Keputusan ini akan membuat 267 pencari suaka yang berada di Australia dideportasi kembali ke pulau Pasifik, Nauru. Mereka termasuk 39 anak-anak dan 33 bayi yang lahir di Australia.
Kasus ini bermula ketika pengacara seorang perempuan Bangladesh mengatakan penahanannya di Nauru telah didanai, diizinkan, dan dikendalikan oleh pemerintah Australia. Saat itu, tidak ada peraturan konstitusi yang mengaturnya.
Perdana Menteri Malcolm Turnbull mengatakan, keputusan pengadilan cukup signifikan. "Pemerintah akan menjaga perbatasan Australia dan menghentikan penenggelaman di laut," katanya dikutib Aljazirah.
Menurutnya, pemerintah telah bertindak sangat menyakinkan untuk menghentikan perdagangan kriminal.
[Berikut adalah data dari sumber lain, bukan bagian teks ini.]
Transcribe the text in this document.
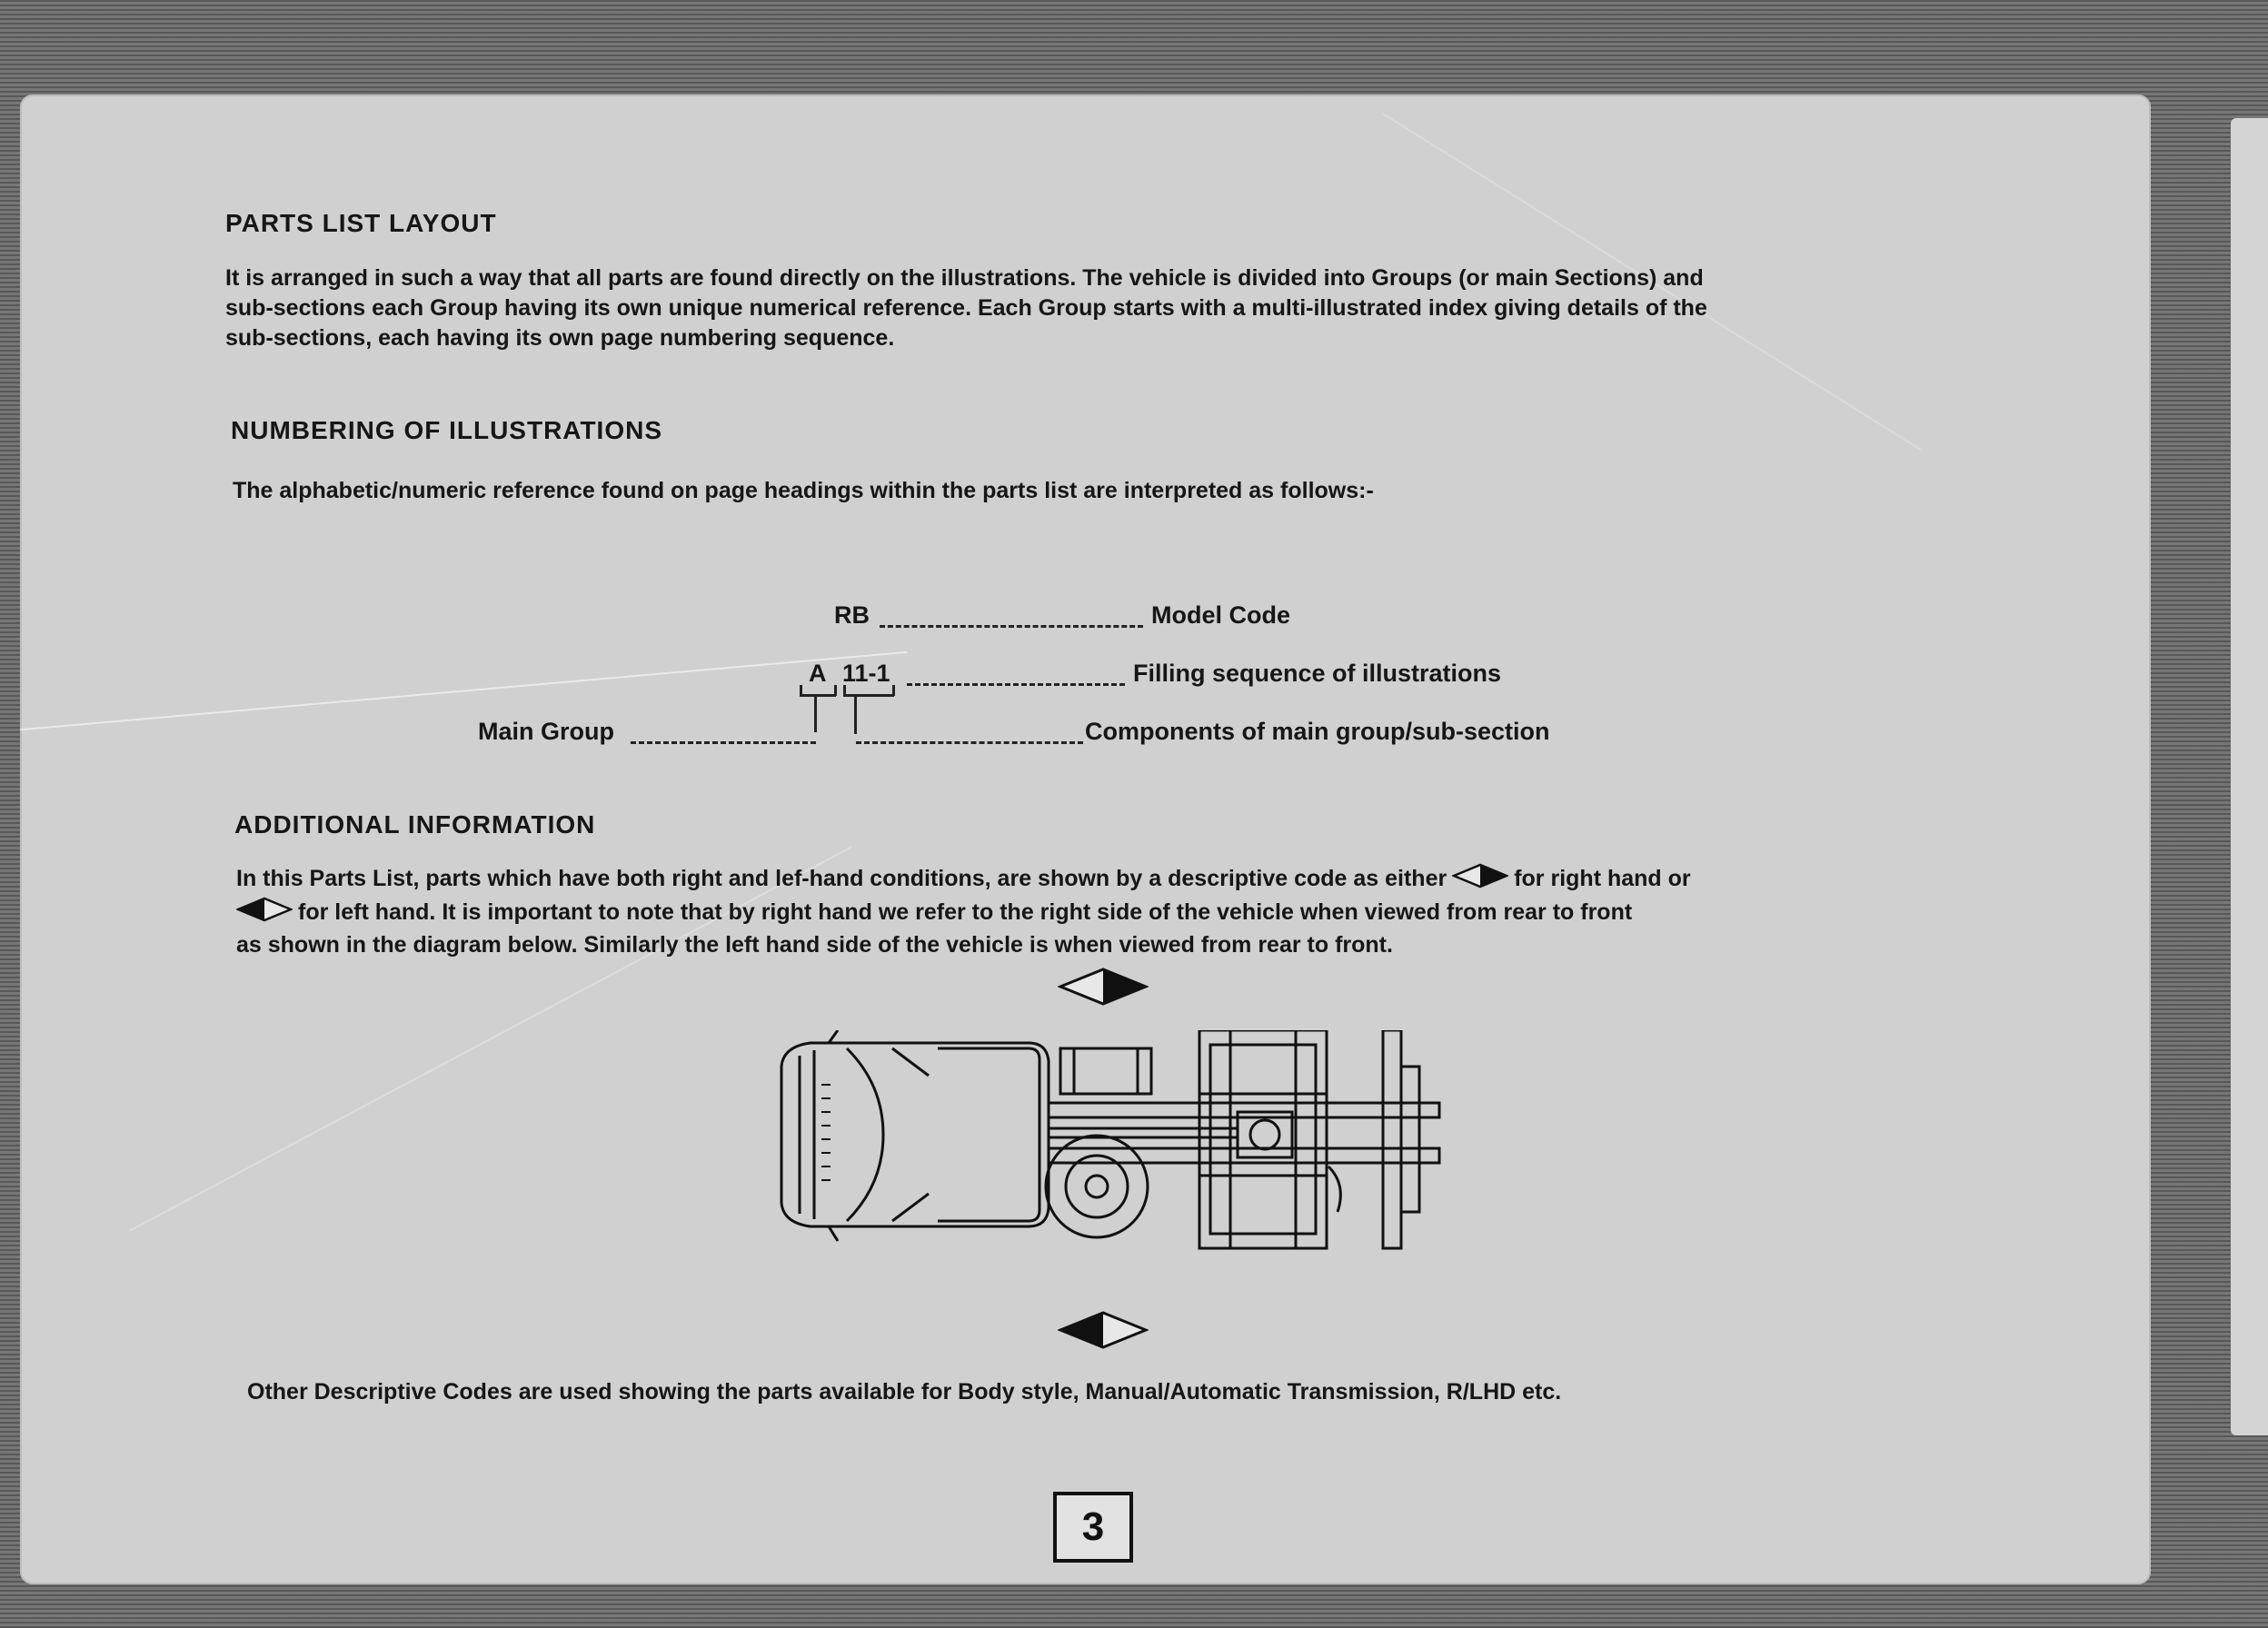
PARTS LIST LAYOUT
It is arranged in such a way that all parts are found directly on the illustrations. The vehicle is divided into Groups (or main Sections) and
sub-sections each Group having its own unique numerical reference. Each Group starts with a multi-illustrated index giving details of the
sub-sections, each having its own page numbering sequence.
NUMBERING OF ILLUSTRATIONS
The alphabetic/numeric reference found on page headings within the parts list are interpreted as follows:-
RB	Model Code
A 11-1	Filling sequence of illustrations
Main Group	Components of main group/sub-section
ADDITIONAL INFORMATION
In this Parts List, parts which have both right and lef-hand conditions, are shown by a descriptive code as either	for right hand or
for left hand. It is important to note that by right hand we refer to the right side of the vehicle when viewed from rear to front
as shown in the diagram below. Similarly the left hand side of the vehicle is when viewed from rear to front.
Other Descriptive Codes are used showing the parts available for Body style, Manual/Automatic Transmission, R/LHD etc.
3
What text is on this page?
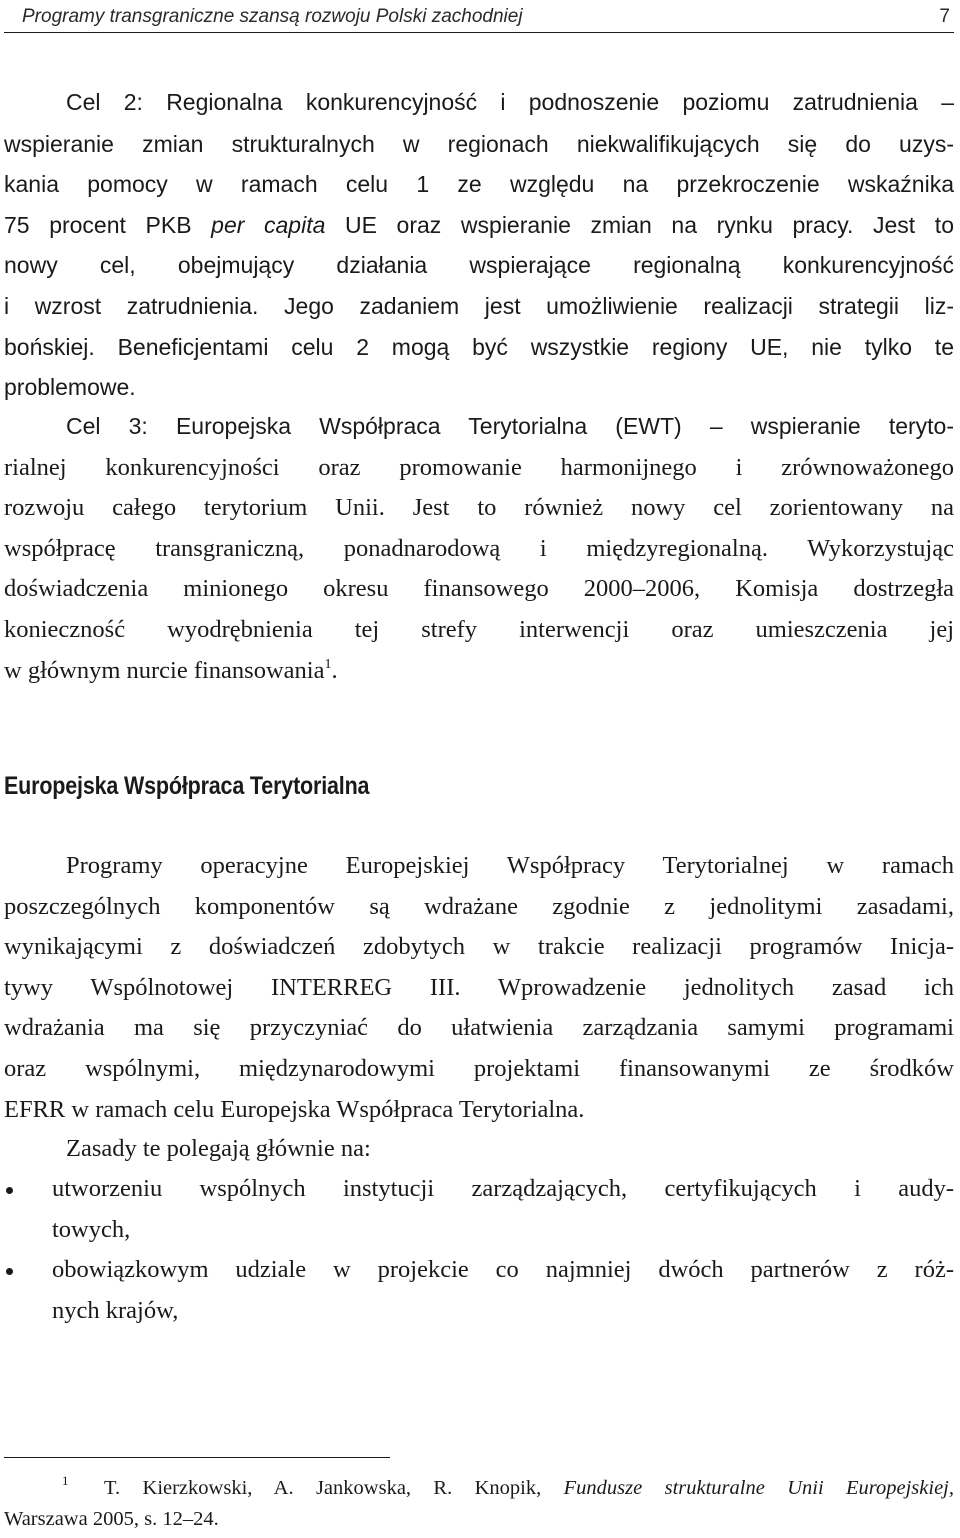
Programy transgraniczne szansą rozwoju Polski zachodniej	7
Cel 2: Regionalna konkurencyjność i podnoszenie poziomu zatrudnienia –
wspieranie zmian strukturalnych w regionach niekwalifikujących się do uzys-
kania pomocy w ramach celu 1 ze względu na przekroczenie wskaźnika
75 procent PKB per capita UE oraz wspieranie zmian na rynku pracy. Jest to
nowy cel, obejmujący działania wspierające regionalną konkurencyjność
i wzrost zatrudnienia. Jego zadaniem jest umożliwienie realizacji strategii liz-
bońskiej. Beneficjentami celu 2 mogą być wszystkie regiony UE, nie tylko te
problemowe.
Cel 3: Europejska Współpraca Terytorialna (EWT) – wspieranie teryto-
rialnej konkurencyjności oraz promowanie harmonijnego i zrównoważonego
rozwoju całego terytorium Unii. Jest to również nowy cel zorientowany na
współpracę transgraniczną, ponadnarodową i międzyregionalną. Wykorzystując
doświadczenia minionego okresu finansowego 2000–2006, Komisja dostrzegła
konieczność wyodrębnienia tej strefy interwencji oraz umieszczenia jej
w głównym nurcie finansowania$^1$.
Europejska Współpraca Terytorialna
Programy operacyjne Europejskiej Współpracy Terytorialnej w ramach
poszczególnych komponentów są wdrażane zgodnie z jednolitymi zasadami,
wynikającymi z doświadczeń zdobytych w trakcie realizacji programów Inicja-
tywy Wspólnotowej INTERREG III. Wprowadzenie jednolitych zasad ich
wdrażania ma się przyczyniać do ułatwienia zarządzania samymi programami
oraz wspólnymi, międzynarodowymi projektami finansowanymi ze środków
EFRR w ramach celu Europejska Współpraca Terytorialna.
Zasady te polegają głównie na:
utworzeniu wspólnych instytucji zarządzających, certyfikujących i audy-
towych,
obowiązkowym udziale w projekcie co najmniej dwóch partnerów z róż-
nych krajów,
1 T. Kierzkowski, A. Jankowska, R. Knopik, Fundusze strukturalne Unii Europejskiej,
Warszawa 2005, s. 12–24.
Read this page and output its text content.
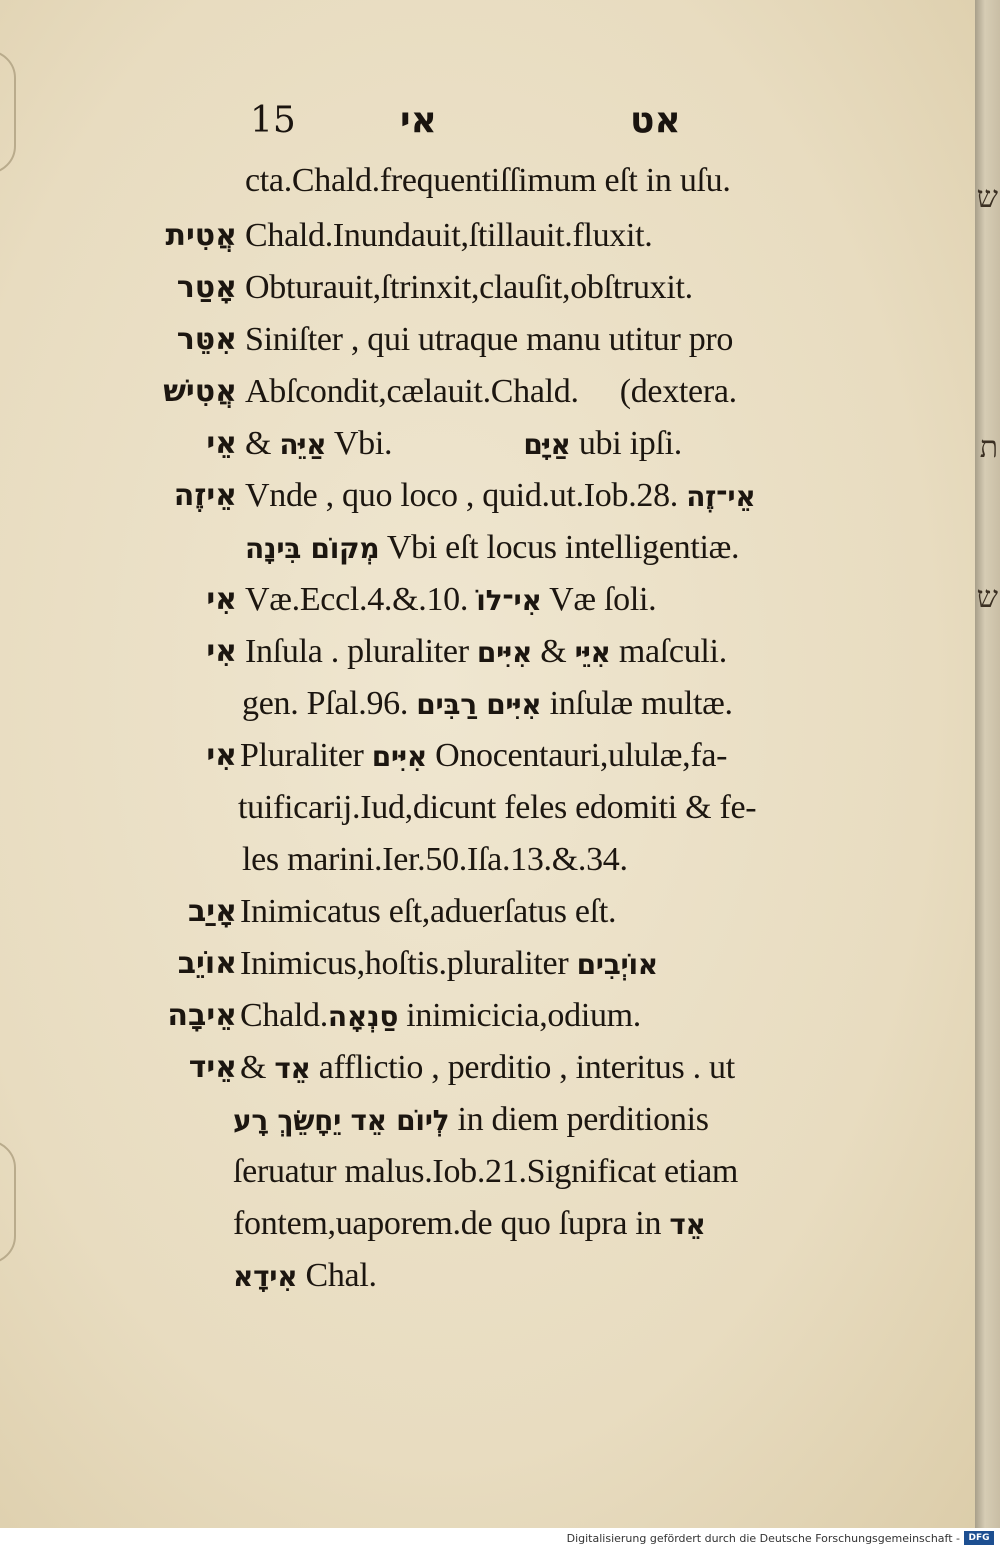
15	אי	אט
cta.Chald.frequentiſſimum eſt in uſu.
אֲטִית Chald.Inundauit,ſtillauit.fluxit.
אָטַר Obturauit,ſtrinxit,clauſit,obſtruxit.
אִטֵּר Siniſter , qui utraque manu utitur pro
אֲטִישׁ Abſcondit,cælauit.Chald.     (dextera.
אֵי & אַיֵּה Vbi.                אַיָּם ubi ipſi.
אֵיזֶה Vnde , quo loco , quid.ut.Iob.28. אֵי־זֶה
מְקוֹם בִּינָה Vbi eſt locus intelligentiæ.
אִי Væ.Eccl.4.&.10. אִי־לוֹ Væ ſoli.
אִי Inſula . pluraliter אִיִּים & אִיֵּי maſculi.
gen. Pſal.96. אִיִּים רַבִּים inſulæ multæ.
אִי Pluraliter אִיִּים Onocentauri,ululæ,fa-
tuificarij.Iud,dicunt feles edomiti & fe-
les marini.Ier.50.Iſa.13.&.34.
אָיַב Inimicatus eſt,aduerſatus eſt.
אוֹיֵב Inimicus,hoſtis.pluraliter אוֹיְבִים
אֵיבָה Chald.סַנְאָה inimicicia,odium.
אֵיד & אֵד afflictio , perditio , interitus . ut
לְיוֹם אֵד יֵחָשֵׂךְ רָע in diem perditionis
ſeruatur malus.Iob.21.Significat etiam
fontem,uaporem.de quo ſupra in אֵד
אִידָא Chal.
ש
ת
ש
Digitalisierung gefördert durch die Deutsche Forschungsgemeinschaft - DFG
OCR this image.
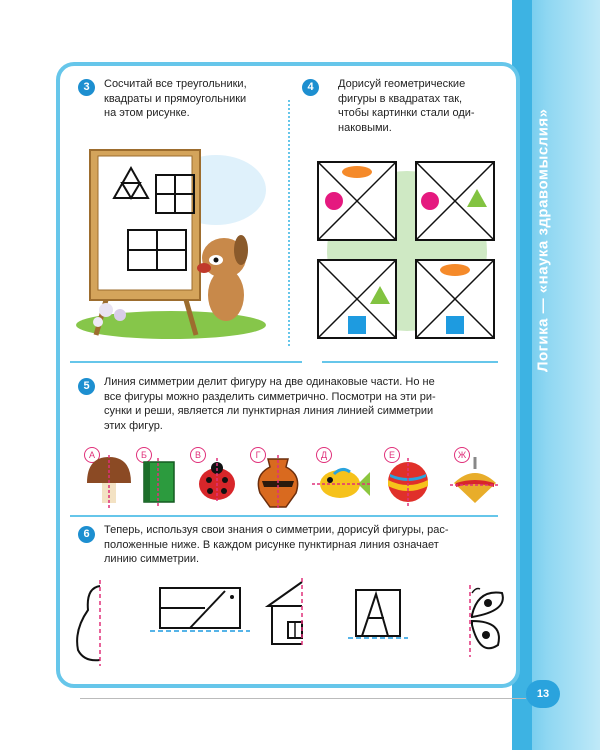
Логика — «наука здравомыслия»
3	Сосчитай все треугольники,
квадраты и прямоугольники
на этом рисунке.
4	Дорисуй геометрические
фигуры в квадратах так,
чтобы картинки стали оди-
наковыми.
5	Линия симметрии делит фигуру на две одинаковые части. Но не
все фигуры можно разделить симметрично. Посмотри на эти ри-
сунки и реши, является ли пунктирная линия линией симметрии
этих фигур.
А	Б	В	Г	Д	Е	Ж
6	Теперь, используя свои знания о симметрии, дорисуй фигуры, рас-
положенные ниже. В каждом рисунке пунктирная линия означает
линию симметрии.
13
Meski demikian, keputusan Australia ini mengundang kritik, termasuk dari UNICEF.
Badan PBB untuk anak-anak ini mengatakan, Australia tidak memiliki sandaran tanggung jawab moral untuk melindungi hak-hak anak sesuai hukum HAM internasional. "Ini tidak beralasan bagi pemerintah Australia untuk mengalihkan tanggung jawab terhadap sekelompok anak dan keluarganya yang punya banyak kebutuhan," kata pernyataan.
UNICEF Australia juga peduli pada anak-anak yang lahir di Australia dan akan dikirim ke Nauru tersebut. Mereka mengatakan, kebijakan imigrasi ini telah berimbas pada anak-anak dan keluarganya.
Amnesty Internasional mengatakan, semua pencari suaka di Nauru menderita efek kondisi hidup yang kejam. "Amnesty menyeru PM Turnbull melakukan hal yang benar dan menutup pusat penahanan Nauru secara permanen," katanya.
Amnesty meminta pencari suaka direlokasi ke komunitas Australia. "Pusat proses Nauru membawa orang yang rentan dalam risiko karena dioperasikan dengan kurang transparansi," kata Koordinator Amnesty Australia untuk pengungsi, Graham Thom.